Halkımızı dinin önemli konuları hakkında bilgilendirmek için bu hafta yine sosyal medya üzerinde Kozluk ilçemiz Ünsaldı köyü (Günde Dılşane) Camii İmam hatipi sayın Müsab SEZGİN hocamızla beraberiz. Hocamıza iki soru yönelttik ve sorduğumuz iki soruyu da yazı köşemize taşıdık .
Birinci sorumuz: Sayın hocam kiraya verilen daireler, dükkanlar, arabalar ve bunlara benzer mallarda ticaret zekatı var mı?
İkinci sorumuz: Kar amacıyla daire, dükkân, araba ve bunlara benzer malları kiralayıp başka şahıslara kirayla vermek, bu malların değerinde yada elde edilen kirada ticaret zekatı var mı?
Bize açıklar mısınız sayın hocam. İşte sizlere hocamızdan gelen cevaplar:
Cevap: Bu soru çok sorulan sorular arasında yer alıyor. Gerçekten bu mesele muğlak ve derin bir meseledir. Bunu elimden geldiğince tafsilatlı bir şekilde açıklamaya çalışacağım. وما توفيقي إلا بالله العلي العظيم.
Öncelikle şafi mezhebine göre kısa bir şekilde ticareti tarif edelim.
Ticaret mallarının tanımı: Kazanç sağlamak amacıyla ister mal karşılığı, ister para karşılığı, ister peşin, ister borç karşılığı olsun satın alınan yada kiralanan mallardır. Satın alınan mal satın alınırken yada daha satın alınan mekandan ayrılmadan ticaret niyeti getirmiş olması lazım. Yoksa daha sonra bu malda ticaret niyeti getirse de ticaret malı olmaz. Ticaret senesi başlamaz. Ancak bu malla ticaret niyetiyle başka bir mal alsa o zaman bu alınan mal ticaret malı olur. Ticaret senesi bu alınan malla başlar.

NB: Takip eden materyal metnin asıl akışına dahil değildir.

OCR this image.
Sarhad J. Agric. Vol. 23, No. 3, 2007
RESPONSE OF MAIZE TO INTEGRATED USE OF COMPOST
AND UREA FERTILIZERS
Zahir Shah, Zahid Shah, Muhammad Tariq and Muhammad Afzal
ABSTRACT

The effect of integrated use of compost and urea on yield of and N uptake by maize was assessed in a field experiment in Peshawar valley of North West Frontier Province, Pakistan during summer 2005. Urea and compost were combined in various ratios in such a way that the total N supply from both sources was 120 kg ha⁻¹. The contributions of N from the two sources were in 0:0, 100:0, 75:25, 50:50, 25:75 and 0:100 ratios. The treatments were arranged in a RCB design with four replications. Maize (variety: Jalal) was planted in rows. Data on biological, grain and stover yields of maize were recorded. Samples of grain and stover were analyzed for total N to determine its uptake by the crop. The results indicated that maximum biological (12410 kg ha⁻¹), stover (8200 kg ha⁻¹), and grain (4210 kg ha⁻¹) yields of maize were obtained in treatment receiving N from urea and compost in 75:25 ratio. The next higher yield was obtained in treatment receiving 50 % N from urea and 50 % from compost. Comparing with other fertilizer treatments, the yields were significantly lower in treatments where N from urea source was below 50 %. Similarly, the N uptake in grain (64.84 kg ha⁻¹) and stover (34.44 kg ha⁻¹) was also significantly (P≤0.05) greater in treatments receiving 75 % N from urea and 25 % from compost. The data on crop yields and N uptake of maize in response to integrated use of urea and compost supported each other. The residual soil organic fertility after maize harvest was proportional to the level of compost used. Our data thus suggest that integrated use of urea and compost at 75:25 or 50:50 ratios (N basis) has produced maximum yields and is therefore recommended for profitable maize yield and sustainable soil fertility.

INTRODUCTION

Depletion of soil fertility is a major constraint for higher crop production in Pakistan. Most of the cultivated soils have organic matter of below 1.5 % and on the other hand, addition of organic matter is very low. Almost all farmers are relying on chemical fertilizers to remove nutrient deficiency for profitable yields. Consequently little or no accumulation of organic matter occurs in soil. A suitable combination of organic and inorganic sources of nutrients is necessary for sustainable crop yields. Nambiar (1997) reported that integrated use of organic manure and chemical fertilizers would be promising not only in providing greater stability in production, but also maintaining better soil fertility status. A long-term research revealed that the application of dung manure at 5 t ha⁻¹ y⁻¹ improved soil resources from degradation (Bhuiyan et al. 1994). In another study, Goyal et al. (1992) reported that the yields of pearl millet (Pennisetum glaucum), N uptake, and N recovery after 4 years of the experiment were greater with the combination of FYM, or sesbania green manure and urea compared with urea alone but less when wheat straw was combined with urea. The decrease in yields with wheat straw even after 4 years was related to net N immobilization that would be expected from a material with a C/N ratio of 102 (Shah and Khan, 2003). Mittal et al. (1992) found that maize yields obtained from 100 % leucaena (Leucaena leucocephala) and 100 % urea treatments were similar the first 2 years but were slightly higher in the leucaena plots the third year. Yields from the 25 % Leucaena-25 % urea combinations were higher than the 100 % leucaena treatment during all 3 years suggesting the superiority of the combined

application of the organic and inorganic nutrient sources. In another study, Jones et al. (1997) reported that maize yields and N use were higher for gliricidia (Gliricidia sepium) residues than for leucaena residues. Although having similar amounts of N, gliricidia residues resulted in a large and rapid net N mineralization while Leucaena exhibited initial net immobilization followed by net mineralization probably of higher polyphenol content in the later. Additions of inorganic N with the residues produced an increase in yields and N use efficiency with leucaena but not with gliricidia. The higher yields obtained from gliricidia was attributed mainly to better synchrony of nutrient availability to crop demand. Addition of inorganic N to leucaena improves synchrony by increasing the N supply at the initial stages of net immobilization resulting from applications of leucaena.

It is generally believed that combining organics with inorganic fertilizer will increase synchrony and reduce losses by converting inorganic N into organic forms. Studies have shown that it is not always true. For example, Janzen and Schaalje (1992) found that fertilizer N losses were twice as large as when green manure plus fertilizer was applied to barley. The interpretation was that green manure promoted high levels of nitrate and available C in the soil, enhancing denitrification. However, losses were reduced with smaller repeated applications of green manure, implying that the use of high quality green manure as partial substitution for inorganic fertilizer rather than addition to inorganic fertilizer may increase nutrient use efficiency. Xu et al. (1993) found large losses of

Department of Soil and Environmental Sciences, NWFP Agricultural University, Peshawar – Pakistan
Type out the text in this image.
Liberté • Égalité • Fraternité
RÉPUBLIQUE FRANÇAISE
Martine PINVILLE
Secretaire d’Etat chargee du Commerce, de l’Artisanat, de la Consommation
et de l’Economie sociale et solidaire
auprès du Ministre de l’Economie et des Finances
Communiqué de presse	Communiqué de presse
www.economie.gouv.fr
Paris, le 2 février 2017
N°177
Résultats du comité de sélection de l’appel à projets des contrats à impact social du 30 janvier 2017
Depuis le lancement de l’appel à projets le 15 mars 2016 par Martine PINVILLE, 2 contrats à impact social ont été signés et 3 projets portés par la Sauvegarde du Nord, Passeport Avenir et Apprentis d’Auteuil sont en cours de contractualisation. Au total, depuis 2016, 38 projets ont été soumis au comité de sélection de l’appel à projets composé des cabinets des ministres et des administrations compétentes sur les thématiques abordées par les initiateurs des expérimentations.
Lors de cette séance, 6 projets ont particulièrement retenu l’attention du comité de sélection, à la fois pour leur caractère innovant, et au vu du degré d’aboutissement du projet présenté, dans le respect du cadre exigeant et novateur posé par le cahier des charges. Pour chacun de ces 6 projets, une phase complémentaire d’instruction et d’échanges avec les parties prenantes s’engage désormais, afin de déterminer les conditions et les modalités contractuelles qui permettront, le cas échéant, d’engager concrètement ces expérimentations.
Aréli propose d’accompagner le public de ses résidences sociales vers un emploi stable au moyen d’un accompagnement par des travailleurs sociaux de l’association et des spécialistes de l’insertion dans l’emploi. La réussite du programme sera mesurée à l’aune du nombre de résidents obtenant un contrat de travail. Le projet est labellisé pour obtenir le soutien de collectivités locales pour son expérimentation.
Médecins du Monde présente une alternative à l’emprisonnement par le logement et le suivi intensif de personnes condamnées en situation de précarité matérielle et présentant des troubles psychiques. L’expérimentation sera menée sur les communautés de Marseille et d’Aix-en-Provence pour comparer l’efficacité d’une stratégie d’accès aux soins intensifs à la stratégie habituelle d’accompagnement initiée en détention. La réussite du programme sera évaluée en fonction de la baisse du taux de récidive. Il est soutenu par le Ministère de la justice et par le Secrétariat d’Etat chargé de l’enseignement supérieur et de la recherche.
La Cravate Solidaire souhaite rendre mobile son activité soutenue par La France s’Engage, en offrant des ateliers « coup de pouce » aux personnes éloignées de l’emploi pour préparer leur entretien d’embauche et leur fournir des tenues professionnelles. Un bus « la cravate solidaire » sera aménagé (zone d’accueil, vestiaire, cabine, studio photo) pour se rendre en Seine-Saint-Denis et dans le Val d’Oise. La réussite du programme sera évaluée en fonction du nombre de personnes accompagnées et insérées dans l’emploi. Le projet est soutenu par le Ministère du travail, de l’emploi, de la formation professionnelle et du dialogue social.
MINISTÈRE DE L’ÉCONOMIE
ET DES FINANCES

Kısacası bir malın ticaret malına dönüşmesi için iki şey lazım.
Birincisi: Satın alma yada kiralama.
İkincisi: Bu satın alma yada kiralamayla beraber ticaret niyetini getirmiş olması lazım. Eğer ilk aldığında yada kiraladığında şahsı için kullanma niyetini getirmişse ve daha sonra niyetini değiştirip bu alınan yada kiralanan mala ticaret niyetini getirse de bu alınan mal yada kira geliri sadece bu niyetle ticaret malına dönüşmez. Fakat ticaret malı olan bir malda, eğer ev için kullanma niyetini getirse bu ticaret malı sadece bu niyetle ticaret malından çıkar.
Buna fıkıh ta قنية tabirini kullanıyorlar ويصير عرض التجارة للقنية بنيتها. Fakat niyet getirmeyip sadece ara sıra şahsı ihtiyacı için ticaret malını kullansa da bu kullanmayla bu mal ticaret malından çıkmaz.
Fakat yukarıda da beyan ettiğim gibi eğer bir daireyi veya arabayı satın aldığında kendisi kullanmak için almışsa ve daha sonra kar amacıyla satmaya veya kiraya vermek istese de bu daireyi satın aldığında niyetinde kar amacıyla satmak veya kiraya vermek olmadığı için, bu dairenin veya arabanın kira gelirinde yada satış parasında ticaret zekatı yoktur.
Yukarıda beyan ettik ki ticaret malları satın alma yada kiralama yoluyla alınan mallardır dedik. Aynı şekilde kendisi ücretle çalışıp ücreti para değil de mal karşılığında anlaşıp, alınacak malda da ticaret niyeti getirilen mal zekâta tabidir.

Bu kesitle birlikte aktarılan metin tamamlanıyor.